By and large, Abbott Laboratories had a phenomenal second quarter this year – and investors took notice. The company's stock hit its highest point since 1995 on Wednesday after beating Wall Street's quarterly expectations and raising its own outlook for 2018.
Abbott, MD+DI's 2017 Medtech Company of the Year, clearly has a lot to celebrate as it continues to show the world what its made of. But at least one medtech analyst noticed that the company appears to have lost market share in cardiac rhythm management (CRM) and neuromodulation.
Abbott reported CRM sales of $543 million in the second quarter, representing a growth of 4% compared to 0% growth in the first quarter and missed consensus of $568 million.
"Since we estimate that the CRM market declined 2% in 2Q18, it appears that [Abbott] lost some modest share to both [Boston Scientific] and [Medtronic], likely due to competitor product launches and a replacement headwind," said Needham & Co.'s Mike Matson in a report issued Wednesday.
Matson also noted that Abbott's neuromodulation sales of $222 million grew 5.8% compared to 18.8% in the first quarter and missed consensus of $242 million. He estimated that the neuromodulation market grew 12% in the second quarter and said it appears Abbott lost share to competitors, particularly Medtronic, given its new spinal cord stimulation product, and Boston Scientific, given its new spinal cord stimulation and deep brain stimulation products.
Other medtech analysts also noticed these soft spots and asked Abbott's CEO Miles White about those areas during the company's earnings call on Wednesday.
In the CRM business, White explained, the company faced a tough comparison to last year at this time because of its launch of low voltage MRI compatible products earlier in the year.
"But beyond that, there is also sort of an underlying battery replacement timing thing going on here because when St. Jude, prior to us, in 2015, 2016 had it's battery issues, it pulled forward a lot of replacements to replace those batteries," White said. "So you see fewer replacements now because they were pulled forward, whereas, in the de novo segment, we have got new patients, we are doing extremely well."
White said he anticipates that the business will pick up in the future with a bit of a tailwind once it gets past the battery replacement phenomenon relative to 2016. He also said that for the rest of the year he expects CRM growth to be flat, which he noted is not a satisfactory position.
"We are not happy with what the growth rate looks like, but we think we understand why," he said.
In neuromodulation, interestingly enough, White said the company is faced with a problem of its own making because Abbott saw "explosive growth" in that area last year and did not expand its sales force in concert with that growth.

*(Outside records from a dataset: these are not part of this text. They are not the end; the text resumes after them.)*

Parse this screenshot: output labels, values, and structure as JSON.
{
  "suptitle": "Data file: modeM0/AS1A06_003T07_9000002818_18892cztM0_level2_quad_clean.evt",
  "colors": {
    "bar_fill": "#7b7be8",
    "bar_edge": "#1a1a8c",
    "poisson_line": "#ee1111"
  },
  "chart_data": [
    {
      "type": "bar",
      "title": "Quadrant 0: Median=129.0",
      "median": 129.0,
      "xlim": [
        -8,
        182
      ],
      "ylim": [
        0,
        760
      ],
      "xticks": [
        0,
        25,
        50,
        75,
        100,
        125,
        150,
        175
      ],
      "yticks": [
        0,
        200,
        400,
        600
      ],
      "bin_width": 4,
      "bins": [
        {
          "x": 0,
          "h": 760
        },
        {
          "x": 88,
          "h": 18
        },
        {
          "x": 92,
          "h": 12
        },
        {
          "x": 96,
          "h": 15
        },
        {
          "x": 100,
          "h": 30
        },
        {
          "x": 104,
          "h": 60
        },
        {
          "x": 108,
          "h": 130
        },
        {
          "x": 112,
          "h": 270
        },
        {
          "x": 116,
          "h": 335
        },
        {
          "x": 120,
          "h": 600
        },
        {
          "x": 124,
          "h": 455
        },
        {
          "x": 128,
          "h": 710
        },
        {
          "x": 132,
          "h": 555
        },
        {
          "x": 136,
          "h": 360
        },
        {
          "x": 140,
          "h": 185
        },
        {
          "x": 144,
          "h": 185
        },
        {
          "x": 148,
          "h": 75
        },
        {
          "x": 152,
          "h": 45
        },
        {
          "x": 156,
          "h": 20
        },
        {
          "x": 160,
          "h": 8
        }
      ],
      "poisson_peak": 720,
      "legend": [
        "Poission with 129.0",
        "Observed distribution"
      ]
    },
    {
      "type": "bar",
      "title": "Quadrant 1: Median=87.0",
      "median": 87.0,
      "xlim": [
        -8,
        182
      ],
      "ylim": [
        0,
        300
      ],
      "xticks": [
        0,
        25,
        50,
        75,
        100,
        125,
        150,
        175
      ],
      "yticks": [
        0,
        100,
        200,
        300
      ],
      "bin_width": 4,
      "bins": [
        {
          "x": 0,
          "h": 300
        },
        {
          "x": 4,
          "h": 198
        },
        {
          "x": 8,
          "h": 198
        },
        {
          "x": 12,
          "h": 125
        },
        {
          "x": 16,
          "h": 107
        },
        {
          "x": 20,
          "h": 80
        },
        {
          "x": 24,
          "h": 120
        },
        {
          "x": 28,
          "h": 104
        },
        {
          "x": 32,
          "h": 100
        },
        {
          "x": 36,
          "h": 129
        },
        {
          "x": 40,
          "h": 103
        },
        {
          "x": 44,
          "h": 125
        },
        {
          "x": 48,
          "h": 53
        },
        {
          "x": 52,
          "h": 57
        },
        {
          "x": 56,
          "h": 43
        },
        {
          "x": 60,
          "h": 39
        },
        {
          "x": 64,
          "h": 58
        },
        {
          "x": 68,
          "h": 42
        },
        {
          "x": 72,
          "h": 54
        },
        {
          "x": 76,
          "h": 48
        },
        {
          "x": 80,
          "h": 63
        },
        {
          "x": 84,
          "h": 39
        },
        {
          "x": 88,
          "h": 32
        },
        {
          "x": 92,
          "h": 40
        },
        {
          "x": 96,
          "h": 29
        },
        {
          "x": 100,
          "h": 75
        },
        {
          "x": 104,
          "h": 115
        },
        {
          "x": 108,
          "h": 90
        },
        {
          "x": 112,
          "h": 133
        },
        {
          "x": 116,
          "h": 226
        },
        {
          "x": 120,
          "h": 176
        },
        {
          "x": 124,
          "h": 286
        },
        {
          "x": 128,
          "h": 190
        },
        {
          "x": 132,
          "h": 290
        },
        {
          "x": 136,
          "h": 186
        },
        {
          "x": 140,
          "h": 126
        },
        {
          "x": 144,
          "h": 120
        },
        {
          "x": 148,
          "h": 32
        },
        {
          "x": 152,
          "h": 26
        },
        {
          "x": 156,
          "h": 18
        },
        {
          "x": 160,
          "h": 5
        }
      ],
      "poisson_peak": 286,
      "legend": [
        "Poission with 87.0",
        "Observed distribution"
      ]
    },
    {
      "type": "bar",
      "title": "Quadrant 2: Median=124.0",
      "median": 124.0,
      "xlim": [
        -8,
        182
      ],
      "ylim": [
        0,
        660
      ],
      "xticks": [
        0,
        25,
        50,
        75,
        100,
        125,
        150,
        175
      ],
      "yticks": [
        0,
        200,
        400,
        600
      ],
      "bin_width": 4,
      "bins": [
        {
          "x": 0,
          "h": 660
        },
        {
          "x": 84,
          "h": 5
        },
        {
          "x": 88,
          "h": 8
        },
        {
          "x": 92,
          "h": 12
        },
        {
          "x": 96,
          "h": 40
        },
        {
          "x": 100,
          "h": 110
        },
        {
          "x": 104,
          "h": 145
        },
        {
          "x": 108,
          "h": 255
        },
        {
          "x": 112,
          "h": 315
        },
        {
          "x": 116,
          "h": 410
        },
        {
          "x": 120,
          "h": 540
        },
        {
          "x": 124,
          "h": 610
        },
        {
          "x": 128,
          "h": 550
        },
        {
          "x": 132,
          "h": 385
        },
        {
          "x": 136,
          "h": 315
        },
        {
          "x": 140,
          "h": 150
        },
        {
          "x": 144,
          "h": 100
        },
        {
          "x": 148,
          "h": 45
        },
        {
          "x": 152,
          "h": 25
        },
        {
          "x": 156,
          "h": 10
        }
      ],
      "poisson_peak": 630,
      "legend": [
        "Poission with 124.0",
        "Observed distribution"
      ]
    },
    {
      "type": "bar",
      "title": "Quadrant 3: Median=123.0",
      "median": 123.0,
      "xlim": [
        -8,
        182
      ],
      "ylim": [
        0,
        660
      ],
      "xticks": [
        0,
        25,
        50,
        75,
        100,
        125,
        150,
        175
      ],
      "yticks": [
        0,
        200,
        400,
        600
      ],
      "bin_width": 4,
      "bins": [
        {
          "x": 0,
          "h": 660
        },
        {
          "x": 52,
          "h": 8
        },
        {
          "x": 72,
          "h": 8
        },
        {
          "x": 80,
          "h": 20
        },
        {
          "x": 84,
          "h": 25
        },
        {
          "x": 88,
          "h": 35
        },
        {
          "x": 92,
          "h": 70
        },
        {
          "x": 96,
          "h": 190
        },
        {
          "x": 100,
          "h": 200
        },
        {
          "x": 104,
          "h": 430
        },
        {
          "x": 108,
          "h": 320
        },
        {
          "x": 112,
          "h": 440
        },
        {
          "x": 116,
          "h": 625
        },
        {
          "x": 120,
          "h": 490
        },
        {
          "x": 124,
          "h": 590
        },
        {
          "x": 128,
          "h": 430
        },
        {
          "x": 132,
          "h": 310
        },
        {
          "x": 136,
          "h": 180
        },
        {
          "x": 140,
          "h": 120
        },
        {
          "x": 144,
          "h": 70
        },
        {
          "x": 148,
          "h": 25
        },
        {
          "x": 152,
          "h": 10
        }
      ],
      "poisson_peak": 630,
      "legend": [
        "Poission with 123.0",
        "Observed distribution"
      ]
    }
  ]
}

"I think this was a bit of a self-inflicted wound," White said during the company's earnings call on Wednesday. "This is a business where the business is very dependent on the involvement of the representative, the sales representative, etcetera, not only with the physician but also with the patients."
And when the company finally did expand its neuromodulation sales force recently, it turned out to be "pretty disruptive to do that in the way we did it," he added.
White said he believes the slower growth seen in neuromodulation is a temporary condition and is fixable.
"And we will figure out how to successively expand our sales force in concert with our growth in, let's just call it, a smoother fashion in the future. We did this to ourselves," he said.
Abbott does appear to be gaining share in electrophysiology, however. Matson noted that the company's growth in that sector improved from the first quarter (21.6% compared to 18.6%) and beath consensus of $406 million.
"Since we estimate that the electrophysiology market grew 14% in 2Q18, it appears that [Abbott] gained share from competitors," Matson said.
White said the growth in electrophysiology was led by Abbott's advanced cardiac mapping and ablation portfolio as well as Confirm, the company's smartphone-compatible insertable cardiac monitor.
Another area that continues to shine for Abbott is its diabetes devices, specifically the FreeStyle Libre glucose monitoring system, which FDA approved last year.
"With regard to Libre, we can't be anything but pleased," White said during the call, as transcribed by SeekingAlpha. "It's going extremely well. We are on track with where we want to be in terms of patient acquisition and growth, etcetera. We have nothing to compare us to. No real market dynamics compare ourselves to other than the acquisition of patients and we expect to go out of the year with over a million patients, which is unprecedented and unseen."
White said Libre represents a mass-market product rather than a niche medical device product because there are so many people that are either insulin-dependent or trying not to be insulin-dependent.
"So I think the opportunity here remains enormous. I think the growth is quite sustainable. There is quite a lot more to do to keep enhancing, not only the product, the offering, the market so forth," he said. "... Just about everything about this is going better than planned. So I think this is one of the key big sustainable growth drivers of the company along with the system family Alinity in the diagnostic area."